Texas A&M dental school gets $5.4M in grants

The Texas A&M University Baylor College of Dentistry has received two grants worth $5.4 million to expand its pre- and postdoctoral training, helping to bridge the gap between medicine and dentistry.

The two awards are funded by the U.S. Department of Health and Human Services Health Resources and Services Administration (HRSA) over five years. The majority of the grant money ($3.7 million) will go toward redesigning the school's dental public health residency program, while $1.7 million will go toward expanding predoctoral professional collaboration efforts.

The predoctoral training award will be used to expand interprofessional experiences at North Dallas Shared Ministries, a nonprofit that provides social and health services to low-income residents. Through a partnership with the dental school and the University of Texas Southwestern Medical School, dental students will work with other medical students to provide a comprehensive health experience to patients.
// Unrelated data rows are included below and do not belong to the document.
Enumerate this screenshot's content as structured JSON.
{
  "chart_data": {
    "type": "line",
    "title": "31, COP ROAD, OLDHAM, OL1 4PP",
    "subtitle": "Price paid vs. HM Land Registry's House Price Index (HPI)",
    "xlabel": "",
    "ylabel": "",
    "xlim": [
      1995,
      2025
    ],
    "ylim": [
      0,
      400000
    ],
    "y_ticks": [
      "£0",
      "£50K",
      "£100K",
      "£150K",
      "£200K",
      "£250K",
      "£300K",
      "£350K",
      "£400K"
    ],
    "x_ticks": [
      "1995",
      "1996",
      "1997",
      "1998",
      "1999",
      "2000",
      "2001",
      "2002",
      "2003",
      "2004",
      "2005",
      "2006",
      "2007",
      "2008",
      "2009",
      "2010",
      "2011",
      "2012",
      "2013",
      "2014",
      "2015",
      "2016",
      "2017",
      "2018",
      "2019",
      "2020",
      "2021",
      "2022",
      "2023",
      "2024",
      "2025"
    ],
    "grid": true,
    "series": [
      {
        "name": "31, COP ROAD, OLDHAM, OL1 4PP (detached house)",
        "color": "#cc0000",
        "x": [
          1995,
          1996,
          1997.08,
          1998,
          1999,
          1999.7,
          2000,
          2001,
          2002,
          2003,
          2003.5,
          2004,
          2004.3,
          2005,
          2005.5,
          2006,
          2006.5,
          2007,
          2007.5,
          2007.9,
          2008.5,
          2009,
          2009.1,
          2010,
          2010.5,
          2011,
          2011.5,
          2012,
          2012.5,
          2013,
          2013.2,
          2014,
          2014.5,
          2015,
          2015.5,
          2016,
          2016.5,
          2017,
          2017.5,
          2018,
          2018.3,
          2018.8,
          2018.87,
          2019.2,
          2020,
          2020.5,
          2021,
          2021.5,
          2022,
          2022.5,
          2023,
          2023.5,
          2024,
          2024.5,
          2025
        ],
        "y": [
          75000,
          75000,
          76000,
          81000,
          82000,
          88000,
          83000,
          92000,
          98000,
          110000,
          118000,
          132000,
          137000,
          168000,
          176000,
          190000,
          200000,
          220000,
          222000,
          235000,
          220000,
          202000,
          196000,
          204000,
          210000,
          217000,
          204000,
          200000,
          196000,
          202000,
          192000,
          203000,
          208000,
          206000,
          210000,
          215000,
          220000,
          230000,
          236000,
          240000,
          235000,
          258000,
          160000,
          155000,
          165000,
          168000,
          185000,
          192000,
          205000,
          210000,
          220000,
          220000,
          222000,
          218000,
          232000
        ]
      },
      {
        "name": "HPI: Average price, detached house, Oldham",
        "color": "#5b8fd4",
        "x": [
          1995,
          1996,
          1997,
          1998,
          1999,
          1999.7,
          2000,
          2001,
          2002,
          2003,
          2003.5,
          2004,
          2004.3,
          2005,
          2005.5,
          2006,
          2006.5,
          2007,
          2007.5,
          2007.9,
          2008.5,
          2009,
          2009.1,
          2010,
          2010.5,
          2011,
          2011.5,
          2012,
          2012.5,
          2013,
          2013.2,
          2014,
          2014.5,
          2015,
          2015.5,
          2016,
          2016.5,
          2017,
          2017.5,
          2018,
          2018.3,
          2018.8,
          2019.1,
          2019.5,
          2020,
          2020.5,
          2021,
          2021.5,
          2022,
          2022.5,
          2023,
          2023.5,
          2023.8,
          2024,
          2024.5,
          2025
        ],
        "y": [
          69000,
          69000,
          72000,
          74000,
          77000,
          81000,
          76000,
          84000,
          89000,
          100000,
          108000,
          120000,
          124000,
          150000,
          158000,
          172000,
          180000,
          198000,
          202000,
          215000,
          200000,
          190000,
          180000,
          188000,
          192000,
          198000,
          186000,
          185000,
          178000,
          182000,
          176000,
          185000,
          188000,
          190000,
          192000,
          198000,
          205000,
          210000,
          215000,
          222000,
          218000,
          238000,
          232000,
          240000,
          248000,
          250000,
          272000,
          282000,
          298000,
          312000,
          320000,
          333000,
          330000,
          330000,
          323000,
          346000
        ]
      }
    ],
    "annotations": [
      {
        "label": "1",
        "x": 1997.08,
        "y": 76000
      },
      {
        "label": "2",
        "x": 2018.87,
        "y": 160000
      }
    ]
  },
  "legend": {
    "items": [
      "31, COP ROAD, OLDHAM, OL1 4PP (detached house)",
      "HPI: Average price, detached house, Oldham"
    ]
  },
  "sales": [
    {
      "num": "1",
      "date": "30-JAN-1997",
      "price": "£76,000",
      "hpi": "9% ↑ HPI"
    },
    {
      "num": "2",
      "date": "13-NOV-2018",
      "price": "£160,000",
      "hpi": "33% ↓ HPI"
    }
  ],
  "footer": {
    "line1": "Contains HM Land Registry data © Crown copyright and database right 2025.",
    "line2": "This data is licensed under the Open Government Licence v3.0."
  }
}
"Students won't, strictly speaking, just be doing dentistry when they are out there," stated Daniel Jones, chair of public health sciences and principal investigator for the predoctoral grant, in a press release. "The ultimate goal at North Dallas Shared Ministries encompasses the patient-centered medical home: One-stop shopping, where you can see the dentist, the social worker, and case managers to connect people with the right resources."

The postdoctoral training award revamps the dental public health residency program by offering a master's of public health in collaboration with Texas A&M Health Science Center School of Public Health. In addition, the grant money will expand pediatric dentistry residents' clinical rotations to all of the college's community-based training centers, beginning with North Dallas Shared Ministries.

"We are training practitioners for the future, bridging the gap between medicine and dentistry, instead of the way dentistry is done today," stated Andreea Voinea-Griffin, research assistant professor in public health sciences.